A view of Equinix’s internal operations at an Equinix data center in Ashburn, Virginia, on May 9, 2024.
Amanda Andrade Rose | The Washington Post | Getty Images
This report is from today’s CNBC Daily Open, our international markets newsletter. CNBC Daily Open brings investors everything they need to know, wherever they are. Like it? Subscribe here.
What you need to know today
US stocks fall as Asian stocks rise
U.S. stocks were mostly lower on Wednesday. S&P 500 It fell 0.19% Dow Jones Industrial Average It fell 0.7% Nasdaq Composite Index Asian markets rose on Thursday, with Hong Kong, Japan and South Korea all rising more than 2%. Gains in semiconductor stocks, led by SK Hynix shares which surged about 8%, helped support the market.
OpenAI could benefit
OpenAI’s board of directors is considering a plan to restructure the company as a for-profit company, according to a source who requested anonymity. OpenAI will keep its non-profit arm as a separate entity, the source said. The news follows a series of high-profile departures from the company, including CTO Mira Murati and head of research Bob McGrew.

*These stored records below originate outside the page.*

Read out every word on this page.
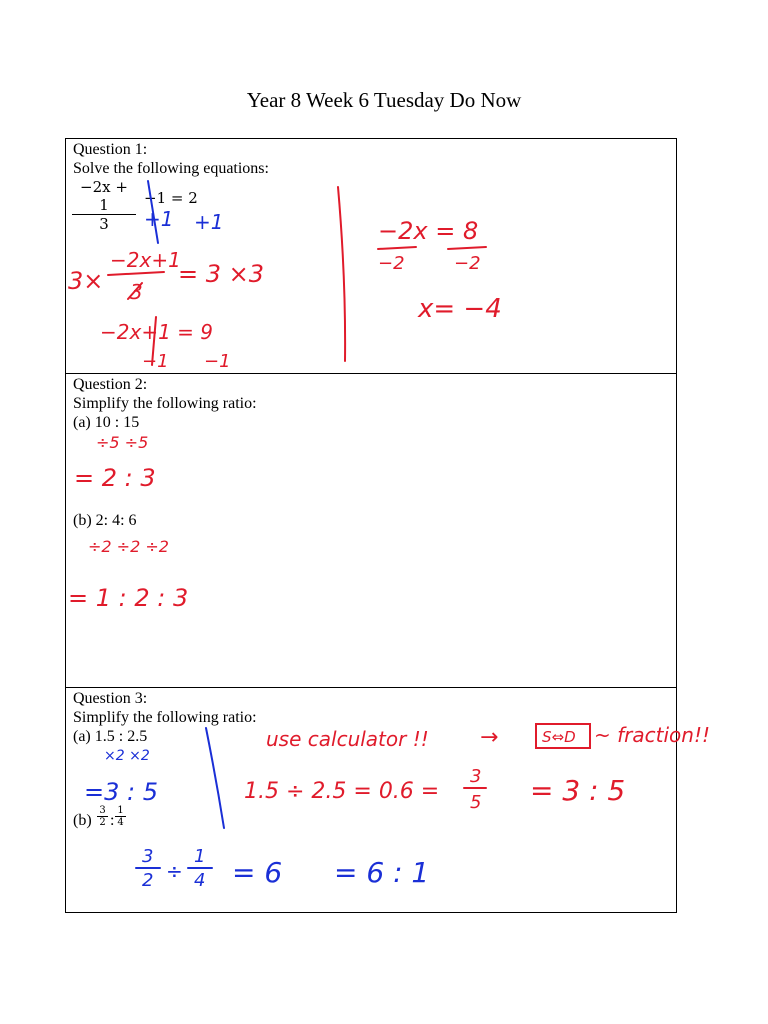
Year 8 Week 6 Tuesday Do Now
Question 1:
Solve the following equations:
$\frac{-2x + 1}{3} -1 = 2$
+1 +1
3×
−2x+1
3
= 3 ×3
−2x+1 = 9
−1 −1
−2x = 8
−2	−2
x= −4
Question 2:
Simplify the following ratio:
(a) 10 : 15
(b) 2: 4: 6
÷5 ÷5
= 2 : 3
÷2 ÷2 ÷2
= 1 : 2 : 3
Question 3:
Simplify the following ratio:
(a) 1.5 : 2.5
$(b) \frac{3}{2}$ : $\frac{1}{4}$
×2 ×2
=3 : 5
use calculator !! →	S⇔D ~ fraction!!
1.5 ÷ 2.5 = 0.6 =
3
5 = 3 : 5
3
2 ÷
1
4 = 6 = 6 : 1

Semiconductor planning support
Indian Prime Minister Narendra Modi plans to turn the country into a semiconductor powerhouse. He wants to expand the electronics sector from $155 billion today to $500 billion by 2030. Experts who spoke to CNBC were divided on whether that goal is achievable, but agreed that India can’t achieve it alone.
Turning VR into reality
Meta Meta has taken another step towards making virtual reality a part of everyday life. The company’s Reality Labs division announced its latest VR headset, the Quest 3S, which will be available starting at $299 on October 15th. Meta also showed off a prototype of augmented reality glasses called Orion, a next version of which the company hopes to sell to consumers.
(PRO) Let’s take a look at India’s “micro”
India’s economy and stock market have performed well over the past year, but it would be a mistake to invest based on that fact alone, says Blackstone Private Equity’s head of Asia. Investors should instead focus on “specific smaller companies” to make money.
Conclusion
The initial craze for generative artificial intelligence began when OpenAI released ChatGPT in 2022. Institutions poured billions of dollars into OpenAI.
OpenAI, the company behind ChatGPT, is privately held, but several companies are benefiting enormously from the generative AI boom it has sparked.
NVIDIA was gen AI’s first beneficiary. In 2023, a year after ChatGPT was released, the semiconductor company’s shares soared when it was revealed that its chips were the brains behind the chatbot.
Then big tech companies followed suit. Microsoft, Meta and Google’s parent company alphabet The company released its own version of a chatbot and AI-powered tools, and these features helped lift the stock price, though of course it’s difficult to pinpoint any one reason for the stock’s movement.
It looks like the AI tailwinds are starting to propel a third wave of AI-related companies forward.
If chips are the brains of AI, then data centers are its body. Hewlett Packard Enterprise The stock rose more than 5% after Barclays upgraded the company, citing strong demand for AI data centers. And remember that Oracle’s surge this year has been driven in large part by AI cloud services that run in its data centers.
Energy companies are likely to be the next to benefit from AI.
Oracle Founder Larry Ellison said the new data center the company is designing will “utilize three modular nuclear reactors.”
Vistra Corporation, a Texas-based power company, saw its shares rise by about 6% on expectations that the company will use one of its nuclear plants to power an AI data center. Constellation Energy The company’s shares rose about 22% on Friday after it announced plans to restart nuclear plants and sell the power produced by them to Microsoft.
So the AI tides will continue to sweep through the ocean for some time to come: Big tech companies and semiconductors are tempting prey, but if we cast our net wider, we might catch other prey too.
–CNBC’s Kiff Leswing, Jonathan Vanian, Jordan Novett, Brian Evans and Jesse Pound contributed to this story.